Après avoir été présentée comme le continent sans espoir, l’Afrique a décollé et apparaît au contraire depuis le début de ce nouveau millénaire comme le continent de l’avenir. Elle offre des réserves de matières premières qui semblent inépuisables, sa population en rapide croissance laisse miroiter de nouveaux débouchés commerciaux, et la croissance urbaine y est prodigieuse. Investisseurs chinois, indiens et turcs y côtoient leurs homologues américains et brésiliens. Les temps difficiles, caractérisés par les pénibles ajustements structurels des années 1980 et 1990 associés à une pauvreté croissante, semblent appartenir à un passé désormais lointain. Les hôtels de luxe réhabilités ne désemplissent plus. Air France met en service sur l’Afrique ses Airbus géants A380. L’optimisme est donc de retour. Pour autant, dans ce tableau résolument optimiste, on peine sans doute à voir les nuages se formant à l’horizon.
Un retournement de conjoncture sans doute durable
Le premier nuage tient précisément à la prodigieuse croissance africaine : si elle a été tirée depuis le début du millénaire par la forte hausse des prix des matières premières, elle se heurte actuellement à la chute considérable – et vraisemblablement durable – du prix de ces produits. Ce phénomène est lié à de nombreux facteurs, notamment le ralentissement économique mondial, lui-même largement induit par celui de la croissance chinoise.
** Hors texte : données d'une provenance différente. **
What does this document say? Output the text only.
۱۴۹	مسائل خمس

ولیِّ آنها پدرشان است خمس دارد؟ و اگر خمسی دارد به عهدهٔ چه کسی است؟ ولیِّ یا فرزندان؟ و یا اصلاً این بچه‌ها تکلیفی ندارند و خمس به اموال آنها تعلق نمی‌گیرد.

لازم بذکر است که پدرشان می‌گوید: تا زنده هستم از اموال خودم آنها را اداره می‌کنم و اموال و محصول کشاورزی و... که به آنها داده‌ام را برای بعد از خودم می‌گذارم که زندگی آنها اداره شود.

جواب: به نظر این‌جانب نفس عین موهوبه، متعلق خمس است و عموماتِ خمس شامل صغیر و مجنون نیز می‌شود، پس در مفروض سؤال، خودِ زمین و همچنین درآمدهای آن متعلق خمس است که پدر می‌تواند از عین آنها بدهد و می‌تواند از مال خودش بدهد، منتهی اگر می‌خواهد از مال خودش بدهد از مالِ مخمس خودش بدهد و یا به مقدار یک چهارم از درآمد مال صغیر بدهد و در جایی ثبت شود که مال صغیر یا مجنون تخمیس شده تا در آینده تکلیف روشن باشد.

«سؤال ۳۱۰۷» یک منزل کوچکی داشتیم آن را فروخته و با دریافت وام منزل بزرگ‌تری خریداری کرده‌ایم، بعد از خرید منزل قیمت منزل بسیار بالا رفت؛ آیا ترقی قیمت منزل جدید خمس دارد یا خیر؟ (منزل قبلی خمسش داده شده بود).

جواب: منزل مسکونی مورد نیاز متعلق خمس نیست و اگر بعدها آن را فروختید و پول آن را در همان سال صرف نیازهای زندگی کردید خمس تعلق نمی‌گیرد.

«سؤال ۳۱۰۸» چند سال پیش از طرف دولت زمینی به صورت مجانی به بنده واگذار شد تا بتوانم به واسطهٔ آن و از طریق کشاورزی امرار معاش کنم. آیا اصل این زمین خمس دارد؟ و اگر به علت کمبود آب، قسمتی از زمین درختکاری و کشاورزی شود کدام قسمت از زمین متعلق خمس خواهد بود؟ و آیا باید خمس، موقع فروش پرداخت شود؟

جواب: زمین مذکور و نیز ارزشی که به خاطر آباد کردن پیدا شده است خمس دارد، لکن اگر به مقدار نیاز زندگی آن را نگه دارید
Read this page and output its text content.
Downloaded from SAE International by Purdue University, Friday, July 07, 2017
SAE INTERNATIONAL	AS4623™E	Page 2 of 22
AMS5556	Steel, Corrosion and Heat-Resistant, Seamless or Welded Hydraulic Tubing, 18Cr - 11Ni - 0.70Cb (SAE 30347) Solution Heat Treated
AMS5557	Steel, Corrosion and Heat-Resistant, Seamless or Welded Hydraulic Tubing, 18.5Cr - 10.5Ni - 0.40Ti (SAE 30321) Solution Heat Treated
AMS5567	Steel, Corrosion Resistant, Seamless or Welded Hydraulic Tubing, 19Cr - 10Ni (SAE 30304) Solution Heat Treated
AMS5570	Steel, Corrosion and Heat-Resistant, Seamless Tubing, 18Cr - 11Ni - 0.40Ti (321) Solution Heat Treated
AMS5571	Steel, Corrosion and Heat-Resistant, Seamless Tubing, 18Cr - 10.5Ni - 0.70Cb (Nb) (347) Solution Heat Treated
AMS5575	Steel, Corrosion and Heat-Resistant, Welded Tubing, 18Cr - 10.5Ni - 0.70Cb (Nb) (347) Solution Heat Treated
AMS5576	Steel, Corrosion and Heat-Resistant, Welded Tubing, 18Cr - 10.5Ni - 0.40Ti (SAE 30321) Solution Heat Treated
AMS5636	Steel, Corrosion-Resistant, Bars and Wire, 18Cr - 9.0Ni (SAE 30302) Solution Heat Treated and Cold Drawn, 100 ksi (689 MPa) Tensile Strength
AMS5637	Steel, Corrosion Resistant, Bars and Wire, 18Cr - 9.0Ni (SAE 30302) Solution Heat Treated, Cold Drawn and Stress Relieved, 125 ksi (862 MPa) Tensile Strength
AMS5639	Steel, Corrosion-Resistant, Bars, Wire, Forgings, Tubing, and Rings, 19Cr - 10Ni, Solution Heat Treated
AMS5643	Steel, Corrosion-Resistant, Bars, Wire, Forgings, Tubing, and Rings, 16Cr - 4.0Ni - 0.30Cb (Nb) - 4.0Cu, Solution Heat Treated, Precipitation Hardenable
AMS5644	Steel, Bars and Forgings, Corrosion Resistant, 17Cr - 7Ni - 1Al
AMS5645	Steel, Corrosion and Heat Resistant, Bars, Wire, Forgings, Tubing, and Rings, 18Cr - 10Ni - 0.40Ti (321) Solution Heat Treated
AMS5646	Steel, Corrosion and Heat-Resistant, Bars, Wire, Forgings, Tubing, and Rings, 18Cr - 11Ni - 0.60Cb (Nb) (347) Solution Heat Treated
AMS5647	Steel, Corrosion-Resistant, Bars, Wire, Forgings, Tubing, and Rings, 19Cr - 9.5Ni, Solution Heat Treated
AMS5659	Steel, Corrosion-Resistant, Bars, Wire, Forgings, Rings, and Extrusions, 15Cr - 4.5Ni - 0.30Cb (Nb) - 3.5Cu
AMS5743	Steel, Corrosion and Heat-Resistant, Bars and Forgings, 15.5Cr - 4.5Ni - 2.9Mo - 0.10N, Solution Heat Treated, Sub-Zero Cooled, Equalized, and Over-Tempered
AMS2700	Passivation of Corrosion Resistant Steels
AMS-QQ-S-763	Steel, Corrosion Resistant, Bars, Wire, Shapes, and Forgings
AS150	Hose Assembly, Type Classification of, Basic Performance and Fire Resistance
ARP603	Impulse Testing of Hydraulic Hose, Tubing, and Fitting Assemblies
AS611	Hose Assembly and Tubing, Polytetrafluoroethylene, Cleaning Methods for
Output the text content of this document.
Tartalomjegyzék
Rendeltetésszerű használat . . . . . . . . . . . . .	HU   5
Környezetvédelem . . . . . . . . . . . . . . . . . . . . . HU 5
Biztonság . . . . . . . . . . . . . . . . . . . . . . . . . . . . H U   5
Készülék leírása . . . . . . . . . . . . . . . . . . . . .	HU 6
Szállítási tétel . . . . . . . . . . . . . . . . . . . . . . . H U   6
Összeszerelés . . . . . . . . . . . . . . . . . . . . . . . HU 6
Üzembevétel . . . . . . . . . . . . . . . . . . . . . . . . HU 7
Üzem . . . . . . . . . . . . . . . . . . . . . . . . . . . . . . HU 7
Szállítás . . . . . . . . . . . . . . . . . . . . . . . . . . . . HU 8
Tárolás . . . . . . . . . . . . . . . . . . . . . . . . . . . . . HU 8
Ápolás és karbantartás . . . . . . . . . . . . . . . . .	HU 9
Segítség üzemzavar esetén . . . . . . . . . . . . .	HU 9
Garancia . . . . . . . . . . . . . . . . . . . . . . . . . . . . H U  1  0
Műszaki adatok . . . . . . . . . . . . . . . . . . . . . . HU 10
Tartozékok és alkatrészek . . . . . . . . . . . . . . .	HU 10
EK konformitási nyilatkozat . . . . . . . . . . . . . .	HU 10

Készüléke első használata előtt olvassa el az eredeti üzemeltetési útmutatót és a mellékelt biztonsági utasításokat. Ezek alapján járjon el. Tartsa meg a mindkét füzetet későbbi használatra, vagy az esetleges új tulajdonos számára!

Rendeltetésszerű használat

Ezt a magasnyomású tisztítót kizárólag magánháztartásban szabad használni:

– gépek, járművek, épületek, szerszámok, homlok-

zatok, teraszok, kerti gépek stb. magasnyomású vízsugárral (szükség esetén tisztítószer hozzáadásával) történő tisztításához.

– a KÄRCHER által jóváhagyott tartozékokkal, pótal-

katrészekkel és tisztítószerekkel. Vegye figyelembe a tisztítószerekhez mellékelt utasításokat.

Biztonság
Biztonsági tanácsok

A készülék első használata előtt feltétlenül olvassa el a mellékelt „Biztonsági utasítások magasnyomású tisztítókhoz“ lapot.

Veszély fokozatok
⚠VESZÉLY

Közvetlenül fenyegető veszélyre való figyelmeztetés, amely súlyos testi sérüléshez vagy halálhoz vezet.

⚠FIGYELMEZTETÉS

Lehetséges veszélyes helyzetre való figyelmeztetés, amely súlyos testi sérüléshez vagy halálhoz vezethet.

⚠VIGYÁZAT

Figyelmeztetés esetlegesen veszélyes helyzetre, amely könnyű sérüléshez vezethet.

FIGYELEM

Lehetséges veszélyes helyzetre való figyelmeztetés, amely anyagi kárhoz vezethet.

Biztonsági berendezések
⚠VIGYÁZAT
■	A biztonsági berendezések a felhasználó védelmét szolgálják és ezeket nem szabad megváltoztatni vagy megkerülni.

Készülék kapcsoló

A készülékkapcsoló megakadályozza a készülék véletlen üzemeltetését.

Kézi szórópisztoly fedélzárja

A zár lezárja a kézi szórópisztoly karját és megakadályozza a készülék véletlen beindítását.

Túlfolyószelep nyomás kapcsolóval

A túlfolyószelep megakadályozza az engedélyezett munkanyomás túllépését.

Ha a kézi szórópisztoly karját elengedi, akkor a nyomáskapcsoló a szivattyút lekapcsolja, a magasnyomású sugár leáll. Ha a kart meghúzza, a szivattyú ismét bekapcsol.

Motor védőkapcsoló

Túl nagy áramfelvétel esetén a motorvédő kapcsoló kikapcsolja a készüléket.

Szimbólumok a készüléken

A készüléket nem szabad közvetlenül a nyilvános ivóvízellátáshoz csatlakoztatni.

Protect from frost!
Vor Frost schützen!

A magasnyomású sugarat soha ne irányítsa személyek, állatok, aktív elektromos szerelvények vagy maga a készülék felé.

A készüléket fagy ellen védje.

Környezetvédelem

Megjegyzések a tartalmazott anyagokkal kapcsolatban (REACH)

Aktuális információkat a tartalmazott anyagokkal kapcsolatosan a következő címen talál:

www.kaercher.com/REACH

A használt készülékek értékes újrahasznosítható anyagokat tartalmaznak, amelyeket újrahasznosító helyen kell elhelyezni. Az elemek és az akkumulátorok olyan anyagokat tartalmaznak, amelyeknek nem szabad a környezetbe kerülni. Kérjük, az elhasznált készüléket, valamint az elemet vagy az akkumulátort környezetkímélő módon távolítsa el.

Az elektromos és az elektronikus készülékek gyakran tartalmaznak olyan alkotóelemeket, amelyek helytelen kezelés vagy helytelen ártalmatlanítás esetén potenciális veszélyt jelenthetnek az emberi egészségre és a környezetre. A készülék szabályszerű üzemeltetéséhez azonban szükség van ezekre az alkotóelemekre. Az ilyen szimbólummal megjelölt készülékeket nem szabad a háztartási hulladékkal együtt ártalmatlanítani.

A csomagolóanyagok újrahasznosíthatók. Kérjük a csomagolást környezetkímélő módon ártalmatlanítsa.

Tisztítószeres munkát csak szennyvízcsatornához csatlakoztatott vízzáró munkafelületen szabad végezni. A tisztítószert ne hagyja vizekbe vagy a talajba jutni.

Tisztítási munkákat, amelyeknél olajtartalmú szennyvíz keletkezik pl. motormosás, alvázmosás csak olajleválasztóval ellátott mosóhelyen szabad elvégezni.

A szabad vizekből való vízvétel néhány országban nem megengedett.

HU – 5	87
Il met en évidence la fragilité du modèle économique africain dont la croissance repose principalement sur l’exportation de matières premières peu ou non transformées même si, par ailleurs, certaines parties du continent entrent de plain-pied dans l’ère numérique.
Mises à part quelques exceptions, comme l’Éthiopie où la Chine a joué un rôle moteur, le continent n’est pas encore réellement entré dans les chaînes de valeur de la mondialisation industrielle. Sa croissance dépend étroitement des prix mondiaux de produits primaires sur lesquels il n’a pas prise. Ce retard en termes d’industrialisation pose et va poser de manière aiguë à l’Afrique l’épineux problème de l’emploi face à son insuffisante diversification économique.
De forts taux de croissance économique ne suffisent pas en effet à créer les emplois attendus par la jeunesse si cette croissance n’est pas fortement inclusive. C’est évident dans un pays essentiellement pétrolier comme l’Angola. Mais c’est vrai aussi en Côte-d’Ivoire où la forte croissance enregistrée depuis 2012 (environ 9 % par an) ne suffit pas à endiguer la pauvreté dans un contexte marqué par une forte croissance des inégalités. C’est que la croissance fondée sur l’exportation de matières premières minérales ne crée pratiquement pas d’emplois. En Côte-d’Ivoire, ce sont pour l’instant les exportations agricoles, l’agro-industrie, le secteur du bâtiment et des travaux publics et les services urbains qui créent des emplois. Mais malgré le dynamisme remarquable de l’économie – qui risque toutefois d’être affectée par la chute des cours du cacao –, ces créations d’emplois ne suffisent pas à répondre à la demande des jeunes arrivant chaque mois sur le marché du travail.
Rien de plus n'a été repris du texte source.